The season-ending race needs the publicity, I don't think the Indy 500 does. (As much.)

And yes, it's a risky proposition that an outsider could show up the field, but that's what makes the bet interesting. There has to be a risk.

I don't think TK's problems have anything to do with Vegas. Like you said, it's an insurance thing, like a hole-in-one gimmick at a golf tournament.

TK and Weldon's absence just highlights the change in how driver's are paid/sponsored now.

And lastly--yeah, it's a huge gimmick--but Indycar needs a promoter, that's why they hired Bernard. And I think he's doing a great job. Viva Las Vegas!

S0CSeven

So if TK can't buy a ride this year, does that make him a "non-Indycar driver" for purposes of the last race?

Travis R

Just a couple of random thoughts: I know it's all speculation, but I could see Tony taking the money he does have to Panther for an Indy-only ride. He'd have a legitimate shot at a 500 win with Panther.

As for the Vegas deal, I would love to see one of the USAC or World of Outlaws guys step in and run for the $5 mil. They're probably not the big names that Randy hopes to draw, but those guys deserve the exposure.

Marty

I think it's wrong that a driver has to schlep around trying to find sponsorship. A driver should only have to concentrate on conditioning and driving. It should be the team owner's responsibility to handle sponsorship. The team owner owns the equipment, car, and shop, and hires the crew. These are all business things. Sponsorship is business, so the team owner should be the one traveling the world to find sponsorship. I understand that a driver becomes a spokesperson for the brand/sponsor, but shouldn't the sponsor trust the team owner to hire someone who is a good fit?

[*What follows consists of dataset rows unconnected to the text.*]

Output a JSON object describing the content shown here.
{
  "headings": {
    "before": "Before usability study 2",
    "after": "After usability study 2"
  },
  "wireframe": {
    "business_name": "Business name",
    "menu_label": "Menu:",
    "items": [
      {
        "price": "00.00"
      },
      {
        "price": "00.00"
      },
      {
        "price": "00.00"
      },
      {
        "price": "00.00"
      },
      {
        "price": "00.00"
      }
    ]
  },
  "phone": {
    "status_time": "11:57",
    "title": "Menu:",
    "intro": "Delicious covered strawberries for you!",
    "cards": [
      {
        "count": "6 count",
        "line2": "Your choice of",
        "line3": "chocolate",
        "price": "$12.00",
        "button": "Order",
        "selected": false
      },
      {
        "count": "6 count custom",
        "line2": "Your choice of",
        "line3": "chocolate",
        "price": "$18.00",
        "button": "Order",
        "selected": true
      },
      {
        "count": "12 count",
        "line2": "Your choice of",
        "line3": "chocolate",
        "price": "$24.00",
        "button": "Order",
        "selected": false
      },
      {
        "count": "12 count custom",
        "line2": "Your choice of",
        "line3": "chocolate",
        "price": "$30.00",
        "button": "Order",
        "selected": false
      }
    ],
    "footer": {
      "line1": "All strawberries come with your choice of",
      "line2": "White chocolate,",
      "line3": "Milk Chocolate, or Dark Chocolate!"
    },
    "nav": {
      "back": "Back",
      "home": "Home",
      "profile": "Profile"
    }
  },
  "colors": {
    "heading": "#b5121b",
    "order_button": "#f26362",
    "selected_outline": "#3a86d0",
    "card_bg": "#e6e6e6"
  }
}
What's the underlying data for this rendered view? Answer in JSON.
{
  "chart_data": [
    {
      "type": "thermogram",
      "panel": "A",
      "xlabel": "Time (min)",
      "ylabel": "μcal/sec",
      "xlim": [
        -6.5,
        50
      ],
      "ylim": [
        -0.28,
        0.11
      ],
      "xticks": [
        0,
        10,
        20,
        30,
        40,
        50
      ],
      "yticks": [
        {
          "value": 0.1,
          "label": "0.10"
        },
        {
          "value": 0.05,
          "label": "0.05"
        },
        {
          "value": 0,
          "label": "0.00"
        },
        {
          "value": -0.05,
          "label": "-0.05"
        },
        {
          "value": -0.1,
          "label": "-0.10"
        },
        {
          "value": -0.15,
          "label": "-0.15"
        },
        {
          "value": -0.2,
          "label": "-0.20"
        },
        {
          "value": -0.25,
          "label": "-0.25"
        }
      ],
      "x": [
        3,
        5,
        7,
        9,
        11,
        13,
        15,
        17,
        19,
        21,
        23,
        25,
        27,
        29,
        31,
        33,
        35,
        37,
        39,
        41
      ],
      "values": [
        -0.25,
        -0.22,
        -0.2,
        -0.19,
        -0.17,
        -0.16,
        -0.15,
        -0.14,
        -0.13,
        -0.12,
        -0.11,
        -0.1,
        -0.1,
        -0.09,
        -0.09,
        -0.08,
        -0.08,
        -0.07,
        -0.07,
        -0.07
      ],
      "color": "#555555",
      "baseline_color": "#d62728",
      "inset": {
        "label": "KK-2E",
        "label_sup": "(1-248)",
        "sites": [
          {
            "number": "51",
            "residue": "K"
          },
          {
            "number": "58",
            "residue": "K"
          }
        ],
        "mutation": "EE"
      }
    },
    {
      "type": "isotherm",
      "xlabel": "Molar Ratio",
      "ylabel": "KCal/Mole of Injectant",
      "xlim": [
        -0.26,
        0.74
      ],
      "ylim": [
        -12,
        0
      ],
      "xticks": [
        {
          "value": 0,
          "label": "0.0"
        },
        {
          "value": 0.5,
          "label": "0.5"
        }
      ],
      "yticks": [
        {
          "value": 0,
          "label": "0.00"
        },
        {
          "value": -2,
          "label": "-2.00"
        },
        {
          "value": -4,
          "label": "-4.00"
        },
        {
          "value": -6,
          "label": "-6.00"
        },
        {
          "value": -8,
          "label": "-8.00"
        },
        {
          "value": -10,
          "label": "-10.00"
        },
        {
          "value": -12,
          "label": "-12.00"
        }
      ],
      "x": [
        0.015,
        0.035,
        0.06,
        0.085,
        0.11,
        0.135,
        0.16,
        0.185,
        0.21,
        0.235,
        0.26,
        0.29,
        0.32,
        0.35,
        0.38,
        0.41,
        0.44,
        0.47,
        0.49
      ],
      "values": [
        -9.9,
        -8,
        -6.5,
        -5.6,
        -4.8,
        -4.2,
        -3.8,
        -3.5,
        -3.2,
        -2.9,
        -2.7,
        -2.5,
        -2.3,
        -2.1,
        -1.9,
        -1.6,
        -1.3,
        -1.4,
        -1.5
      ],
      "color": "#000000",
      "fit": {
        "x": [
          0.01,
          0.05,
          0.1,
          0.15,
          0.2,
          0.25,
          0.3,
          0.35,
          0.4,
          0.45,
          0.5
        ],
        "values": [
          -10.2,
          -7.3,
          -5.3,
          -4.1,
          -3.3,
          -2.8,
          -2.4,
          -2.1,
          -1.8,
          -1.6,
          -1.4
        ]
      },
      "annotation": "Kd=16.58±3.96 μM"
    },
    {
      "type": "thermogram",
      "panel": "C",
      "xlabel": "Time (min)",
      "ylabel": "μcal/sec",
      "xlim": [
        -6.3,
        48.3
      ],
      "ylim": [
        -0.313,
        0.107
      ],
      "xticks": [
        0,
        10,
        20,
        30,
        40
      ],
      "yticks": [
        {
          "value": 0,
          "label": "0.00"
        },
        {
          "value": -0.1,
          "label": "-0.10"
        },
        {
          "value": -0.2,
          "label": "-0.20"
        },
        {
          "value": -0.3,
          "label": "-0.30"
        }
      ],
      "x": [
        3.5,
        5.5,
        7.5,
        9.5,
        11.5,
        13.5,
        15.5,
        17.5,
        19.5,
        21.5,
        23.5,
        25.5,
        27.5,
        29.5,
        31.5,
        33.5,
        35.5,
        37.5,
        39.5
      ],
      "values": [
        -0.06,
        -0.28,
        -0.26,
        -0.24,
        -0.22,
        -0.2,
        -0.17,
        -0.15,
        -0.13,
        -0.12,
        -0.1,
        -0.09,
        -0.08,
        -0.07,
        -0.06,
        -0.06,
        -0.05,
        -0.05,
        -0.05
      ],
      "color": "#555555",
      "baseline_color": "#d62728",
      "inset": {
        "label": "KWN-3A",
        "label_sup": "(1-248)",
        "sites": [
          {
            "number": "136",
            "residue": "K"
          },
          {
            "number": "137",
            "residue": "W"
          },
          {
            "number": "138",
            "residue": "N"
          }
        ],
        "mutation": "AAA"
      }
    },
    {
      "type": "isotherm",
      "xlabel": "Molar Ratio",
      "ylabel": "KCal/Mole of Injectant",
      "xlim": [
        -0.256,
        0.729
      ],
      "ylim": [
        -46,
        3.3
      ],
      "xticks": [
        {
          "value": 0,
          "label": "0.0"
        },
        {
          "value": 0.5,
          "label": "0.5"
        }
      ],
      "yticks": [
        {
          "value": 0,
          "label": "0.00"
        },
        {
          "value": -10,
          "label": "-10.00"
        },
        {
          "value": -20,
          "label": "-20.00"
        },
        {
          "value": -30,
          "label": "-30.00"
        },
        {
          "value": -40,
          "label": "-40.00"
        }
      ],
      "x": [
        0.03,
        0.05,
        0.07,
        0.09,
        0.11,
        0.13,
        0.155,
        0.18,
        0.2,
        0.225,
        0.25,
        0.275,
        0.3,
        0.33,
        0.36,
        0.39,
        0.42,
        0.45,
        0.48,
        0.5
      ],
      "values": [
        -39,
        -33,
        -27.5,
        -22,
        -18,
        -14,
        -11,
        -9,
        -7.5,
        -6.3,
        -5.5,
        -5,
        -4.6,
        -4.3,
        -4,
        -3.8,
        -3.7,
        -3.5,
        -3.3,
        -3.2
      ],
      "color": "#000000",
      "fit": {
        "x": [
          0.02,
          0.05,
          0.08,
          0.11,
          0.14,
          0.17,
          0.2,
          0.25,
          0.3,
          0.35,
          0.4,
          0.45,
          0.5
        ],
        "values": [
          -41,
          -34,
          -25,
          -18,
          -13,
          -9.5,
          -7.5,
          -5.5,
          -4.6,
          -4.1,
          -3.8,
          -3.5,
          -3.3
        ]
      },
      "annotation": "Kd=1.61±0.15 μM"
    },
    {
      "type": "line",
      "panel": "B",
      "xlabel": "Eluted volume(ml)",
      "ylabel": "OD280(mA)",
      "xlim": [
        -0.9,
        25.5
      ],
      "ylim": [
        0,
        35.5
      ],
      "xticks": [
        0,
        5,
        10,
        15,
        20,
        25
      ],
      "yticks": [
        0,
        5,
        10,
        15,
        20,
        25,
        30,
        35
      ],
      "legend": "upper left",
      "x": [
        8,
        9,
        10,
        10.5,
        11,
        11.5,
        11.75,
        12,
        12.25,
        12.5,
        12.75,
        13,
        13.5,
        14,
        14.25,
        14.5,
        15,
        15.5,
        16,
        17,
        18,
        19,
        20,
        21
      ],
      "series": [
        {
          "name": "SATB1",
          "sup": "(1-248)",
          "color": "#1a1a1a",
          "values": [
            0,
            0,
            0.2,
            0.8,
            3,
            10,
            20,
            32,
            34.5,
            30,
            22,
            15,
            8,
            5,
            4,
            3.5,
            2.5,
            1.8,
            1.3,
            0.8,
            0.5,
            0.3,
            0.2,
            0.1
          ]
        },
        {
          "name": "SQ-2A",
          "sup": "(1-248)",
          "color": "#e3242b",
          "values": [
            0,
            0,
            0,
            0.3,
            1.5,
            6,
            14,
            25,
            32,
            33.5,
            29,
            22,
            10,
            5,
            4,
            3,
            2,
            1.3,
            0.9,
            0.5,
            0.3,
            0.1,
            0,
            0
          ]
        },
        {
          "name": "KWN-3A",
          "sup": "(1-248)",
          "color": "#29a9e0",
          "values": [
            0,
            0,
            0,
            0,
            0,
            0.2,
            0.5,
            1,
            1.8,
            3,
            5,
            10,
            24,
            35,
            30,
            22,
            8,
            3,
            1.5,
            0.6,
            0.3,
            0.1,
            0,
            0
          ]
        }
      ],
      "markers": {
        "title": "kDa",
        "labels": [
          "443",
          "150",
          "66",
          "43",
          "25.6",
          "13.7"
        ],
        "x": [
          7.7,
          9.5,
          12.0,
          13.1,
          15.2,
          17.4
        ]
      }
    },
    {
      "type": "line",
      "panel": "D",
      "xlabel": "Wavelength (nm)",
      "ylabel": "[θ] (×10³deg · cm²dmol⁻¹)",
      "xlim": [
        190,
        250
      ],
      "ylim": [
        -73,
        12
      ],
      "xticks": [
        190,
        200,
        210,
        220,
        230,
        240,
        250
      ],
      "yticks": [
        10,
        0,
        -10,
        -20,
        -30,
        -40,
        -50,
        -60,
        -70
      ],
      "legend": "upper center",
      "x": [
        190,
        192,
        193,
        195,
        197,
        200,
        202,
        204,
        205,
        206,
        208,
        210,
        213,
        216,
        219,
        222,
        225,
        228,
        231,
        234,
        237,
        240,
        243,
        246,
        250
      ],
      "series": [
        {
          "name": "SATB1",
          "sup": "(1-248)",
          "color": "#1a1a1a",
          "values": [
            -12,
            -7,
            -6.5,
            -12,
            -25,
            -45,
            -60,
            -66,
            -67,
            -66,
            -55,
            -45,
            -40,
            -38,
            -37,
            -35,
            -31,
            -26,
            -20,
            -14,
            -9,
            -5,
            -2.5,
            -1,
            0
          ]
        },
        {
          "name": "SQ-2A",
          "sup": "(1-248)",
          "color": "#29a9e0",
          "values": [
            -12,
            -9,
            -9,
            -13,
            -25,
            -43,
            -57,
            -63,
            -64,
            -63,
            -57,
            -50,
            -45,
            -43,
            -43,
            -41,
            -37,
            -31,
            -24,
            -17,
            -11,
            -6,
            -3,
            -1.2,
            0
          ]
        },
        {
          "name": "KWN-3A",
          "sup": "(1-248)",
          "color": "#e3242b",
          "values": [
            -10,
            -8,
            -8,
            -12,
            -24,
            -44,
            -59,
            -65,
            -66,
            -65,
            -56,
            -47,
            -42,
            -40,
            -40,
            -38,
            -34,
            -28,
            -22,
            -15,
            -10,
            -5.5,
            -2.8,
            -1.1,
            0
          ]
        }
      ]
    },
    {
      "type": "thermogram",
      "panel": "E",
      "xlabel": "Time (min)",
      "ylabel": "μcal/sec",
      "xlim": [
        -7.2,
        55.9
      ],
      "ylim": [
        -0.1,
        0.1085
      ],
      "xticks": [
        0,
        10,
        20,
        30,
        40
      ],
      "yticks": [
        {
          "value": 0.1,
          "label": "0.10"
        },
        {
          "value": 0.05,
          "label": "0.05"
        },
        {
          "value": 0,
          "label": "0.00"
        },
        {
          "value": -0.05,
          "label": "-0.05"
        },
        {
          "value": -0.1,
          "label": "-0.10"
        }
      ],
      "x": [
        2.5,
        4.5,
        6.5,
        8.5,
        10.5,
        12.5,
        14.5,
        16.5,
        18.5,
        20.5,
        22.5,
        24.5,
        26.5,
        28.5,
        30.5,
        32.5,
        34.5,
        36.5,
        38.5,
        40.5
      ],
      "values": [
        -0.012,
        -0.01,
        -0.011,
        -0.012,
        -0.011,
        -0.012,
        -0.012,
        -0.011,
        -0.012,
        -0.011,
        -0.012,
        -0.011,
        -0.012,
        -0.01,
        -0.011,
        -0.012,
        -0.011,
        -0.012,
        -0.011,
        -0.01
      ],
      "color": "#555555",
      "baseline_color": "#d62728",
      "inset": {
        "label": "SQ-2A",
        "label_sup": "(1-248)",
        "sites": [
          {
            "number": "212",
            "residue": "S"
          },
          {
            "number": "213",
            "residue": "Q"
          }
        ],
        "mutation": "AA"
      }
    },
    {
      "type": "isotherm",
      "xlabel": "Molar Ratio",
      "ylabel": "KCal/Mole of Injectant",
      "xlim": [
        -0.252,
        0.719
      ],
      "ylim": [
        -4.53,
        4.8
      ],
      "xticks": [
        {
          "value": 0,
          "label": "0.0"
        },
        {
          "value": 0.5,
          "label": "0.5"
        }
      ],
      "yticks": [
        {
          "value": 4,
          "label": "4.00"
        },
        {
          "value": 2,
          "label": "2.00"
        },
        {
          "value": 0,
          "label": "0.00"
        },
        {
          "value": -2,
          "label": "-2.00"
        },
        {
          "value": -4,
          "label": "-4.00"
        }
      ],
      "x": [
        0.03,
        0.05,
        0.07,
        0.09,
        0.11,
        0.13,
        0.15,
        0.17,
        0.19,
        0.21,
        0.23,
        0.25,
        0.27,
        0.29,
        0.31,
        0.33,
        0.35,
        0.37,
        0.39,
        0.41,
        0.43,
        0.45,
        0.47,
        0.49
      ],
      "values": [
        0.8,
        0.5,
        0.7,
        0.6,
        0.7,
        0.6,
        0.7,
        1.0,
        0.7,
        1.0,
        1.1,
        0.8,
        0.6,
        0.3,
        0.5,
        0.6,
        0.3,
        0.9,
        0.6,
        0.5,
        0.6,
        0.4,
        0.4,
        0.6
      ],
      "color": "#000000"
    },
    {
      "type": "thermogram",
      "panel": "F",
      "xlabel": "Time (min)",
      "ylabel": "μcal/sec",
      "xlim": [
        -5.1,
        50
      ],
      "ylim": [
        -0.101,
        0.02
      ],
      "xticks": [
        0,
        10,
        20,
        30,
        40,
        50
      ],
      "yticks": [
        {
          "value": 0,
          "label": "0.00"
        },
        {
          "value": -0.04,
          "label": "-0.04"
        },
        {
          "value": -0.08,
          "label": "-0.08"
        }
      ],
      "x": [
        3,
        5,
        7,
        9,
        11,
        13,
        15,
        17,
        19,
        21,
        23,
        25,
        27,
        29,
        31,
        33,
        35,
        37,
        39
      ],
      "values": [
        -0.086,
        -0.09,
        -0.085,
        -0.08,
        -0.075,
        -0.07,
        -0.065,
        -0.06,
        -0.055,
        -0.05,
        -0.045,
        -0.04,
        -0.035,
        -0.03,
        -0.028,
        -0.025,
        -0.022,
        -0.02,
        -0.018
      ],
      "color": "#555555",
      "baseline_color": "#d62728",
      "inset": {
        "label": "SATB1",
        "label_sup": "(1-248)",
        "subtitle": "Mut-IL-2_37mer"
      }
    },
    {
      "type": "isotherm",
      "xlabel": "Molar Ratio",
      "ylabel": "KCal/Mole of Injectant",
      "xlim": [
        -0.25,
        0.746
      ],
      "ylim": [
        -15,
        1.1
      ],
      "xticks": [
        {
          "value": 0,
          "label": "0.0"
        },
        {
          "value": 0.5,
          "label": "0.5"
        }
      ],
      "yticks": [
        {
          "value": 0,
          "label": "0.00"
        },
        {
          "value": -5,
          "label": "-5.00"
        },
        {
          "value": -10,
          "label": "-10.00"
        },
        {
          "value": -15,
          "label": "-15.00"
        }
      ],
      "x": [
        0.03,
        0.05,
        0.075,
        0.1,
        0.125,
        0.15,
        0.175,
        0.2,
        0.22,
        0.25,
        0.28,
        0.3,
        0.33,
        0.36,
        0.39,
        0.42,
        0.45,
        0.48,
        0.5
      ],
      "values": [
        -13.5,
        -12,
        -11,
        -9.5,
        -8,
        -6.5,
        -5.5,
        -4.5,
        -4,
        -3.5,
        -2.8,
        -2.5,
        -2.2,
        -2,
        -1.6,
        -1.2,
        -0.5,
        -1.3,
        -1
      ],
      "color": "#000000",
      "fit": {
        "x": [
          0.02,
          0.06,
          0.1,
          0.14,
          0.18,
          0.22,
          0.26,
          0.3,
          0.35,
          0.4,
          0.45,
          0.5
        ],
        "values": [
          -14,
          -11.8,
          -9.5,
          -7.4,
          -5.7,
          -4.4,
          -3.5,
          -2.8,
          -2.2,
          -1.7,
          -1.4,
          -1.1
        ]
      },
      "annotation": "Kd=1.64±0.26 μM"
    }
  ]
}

Sorry, I just think it's rubbish that drivers like Paul Tracy, Tony, and Dan Wheldon have to iron out business deals instead of spending time on the track. Owners should be begging these guys to drive their car, instead of these drivers begging for a car to drive.

Brian McKay

I agree with you, Marty. There alot of 'shoulds' in life and in top-flight racing. But I don't even believe that owners should be courting sponsors. They should focus on operating their businesses and racing teams while expert sponsor hunters try to sweet-talk marketing czars at Pepsico, Yum! Foods, Coca-Cola, Subway, Delta Airlines, etcetera.
On another tack, George of Oil Pressure and Pressdog have both expressed what I've felt, to wit: "the more buzz NASCAR makes, the more it becomes a generic term for "racing" ... Whenever I say I'm into "racing," people invariably assume I mean NASCAR. Ah, that's ugly."
As I live in the South, south of George, rather than in Europe, when I say that I'll be at "a race" at Sebring, Saint Petersburg, Barber, or Baltimore, I 'must' mean a Sprint Cup race.